In the policy area, Jalloh highlighted the topical challenges of proliferation of tax exemptions and the looming national elections. In addition, socio-political response to tax policy proposals, he said, is causing delays in implementation of tax policies.

Furthermore, he talked about a host of administrative challenges hindering the efficiency of the National Revenue Authourity (NRA) including auditing of specialised sectors; assessing the effectiveness of tax incentives; difficulties in the procedures and criteria for tax rulings and tax decisions; difficulties in identifying physical location of business entities; continued retention of revenue by MDAs; compromising staff and taxpayers; lack of fully automated and integrated tax systems and the cultural problem of corruption.

However, Jalloh said the opportunities for the NRA and for the country to enhance its domestic revenue mobilisation to provide for its citizenry going into the future are immense and achievable within the short, medium and long term goals set by the NRA.

“The NRA has clear, measurable targets for improving domestic revenue mobilisation which are in line with international best practices,” said Jalloh.  “Whilst the challenges should not be underestimated, we have seen from our peers in the ECOWAS and the broader Africa region that progress is possible.
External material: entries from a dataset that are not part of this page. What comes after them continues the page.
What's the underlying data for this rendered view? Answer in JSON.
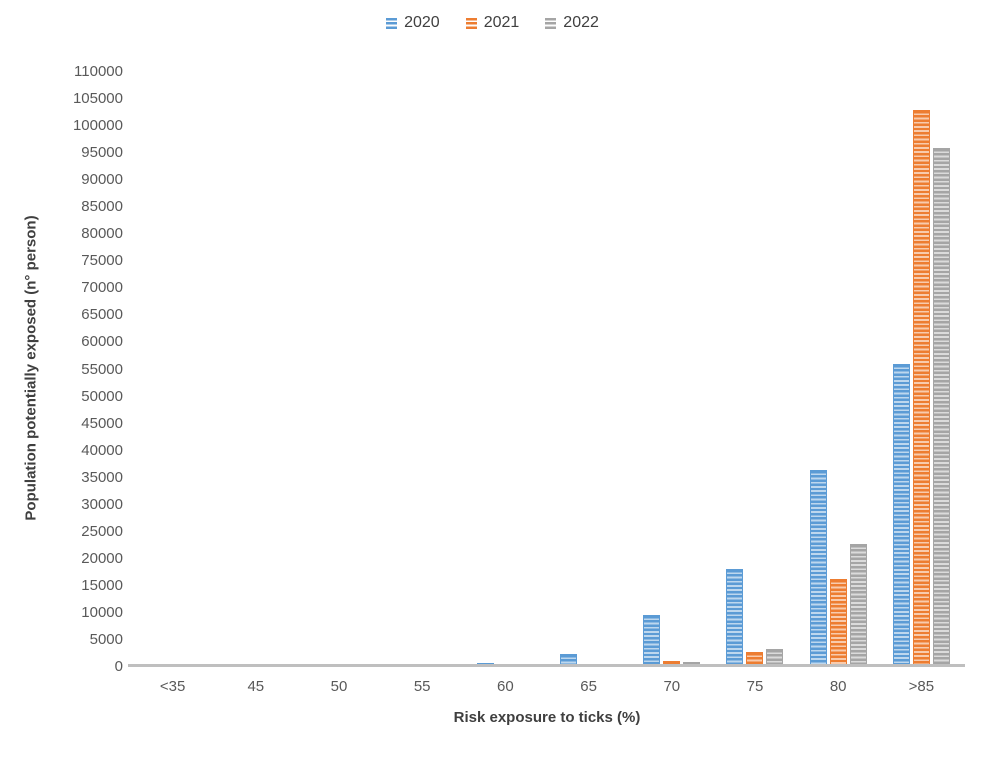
{
  "chart_data": {
    "type": "bar",
    "title": "",
    "xlabel": "Risk exposure to ticks (%)",
    "ylabel": "Population potentially exposed (n° person)",
    "categories": [
      "<35",
      "45",
      "50",
      "55",
      "60",
      "65",
      "70",
      "75",
      "80",
      ">85"
    ],
    "series": [
      {
        "name": "2020",
        "color": "#5B9BD5",
        "stripe_light": "#BDD7EE",
        "values": [
          0,
          0,
          0,
          0,
          550,
          2200,
          9400,
          17900,
          36300,
          55900
        ]
      },
      {
        "name": "2021",
        "color": "#ED7D31",
        "stripe_light": "#F8CBAD",
        "values": [
          0,
          0,
          0,
          0,
          0,
          0,
          1000,
          2500,
          16100,
          102700
        ]
      },
      {
        "name": "2022",
        "color": "#A5A5A5",
        "stripe_light": "#DBDBDB",
        "values": [
          0,
          0,
          0,
          0,
          0,
          0,
          800,
          3100,
          22500,
          95800
        ]
      }
    ],
    "ylim": [
      0,
      110000
    ],
    "ytick_step": 5000,
    "grid": false,
    "legend_position": "top",
    "bar_pattern": "horizontal-stripes"
  },
  "colors": {
    "background": "#FFFFFF",
    "axis_line": "#BFBFBF",
    "tick_label": "#595959",
    "axis_title": "#3F3F3F",
    "legend_text": "#404040"
  }
}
Through proposed reforms we believe the NRA can move this country towards a more self-dependent situation, reducing reliance on donors support and indebtedness.”

In 2016, the NRA collected Le 2.799 trillion, which is roughly 12.2% of GDP. The NRA target for 2017 is set at Le3.64 trillion, which implies a 30% increase on the previous year’s collection. The ultimate goal, said Jalloh, is to reach the ECOWAS target of 16.9% tax-to-GDP ratio by 2021.

Sierra Leone has undertaken some significant transformation of its tax system in recent years, with the implementation of new policies and reforms that have produced substantial and consistent increases in revenue collection. Jalloh said this transformation is an ongoing process through which the NRA seeks to continue evolving and improving within the economic climate.

In a bid to meet the much needed revenue to address the government’s fiscal space, the NRA, according to Jalloh, is currently embarking on reforms, including the establishment of a centralised debt management and compliance unit; improve Customs valuation by updating the Price Reference Database with original price data from Cargo Tracking Company; fully operationalise the newly constructed Mobile Scanning System, a non-intrusive technology for import examination; continue to work with the Revenue for Prosperity (R4P) under the DFID funded programme with NRA to modernise revenue administration; and design a new tax administration improvement programme through the IMF’s RMTF Technical Assistance programme.

Proposed Tax Policy measures for 2017 include the imposition of excise on tobacco imports and increase in the import duty rate for same- from 10% to 20%; consolidation of domestic revenue, allowing revenue retaining MDAs to remit their collection into the Consolidated Revenue Fund; restriction of duty waivers by ensuring incentives are granted transparently through existing legislations; legislate a royalty charge of 0.5% on turnover for the telecoms service providers; impose 20% excise on gambling and betting tickets sales; review license fees for alluvial and small scale mining and fisheries operators; and roll out specific excise duty policy to all alcoholic imports.

“These proposed reforms are aimed at leading the NRA in the direction of increased revenue mobilisation,” said Jalloh.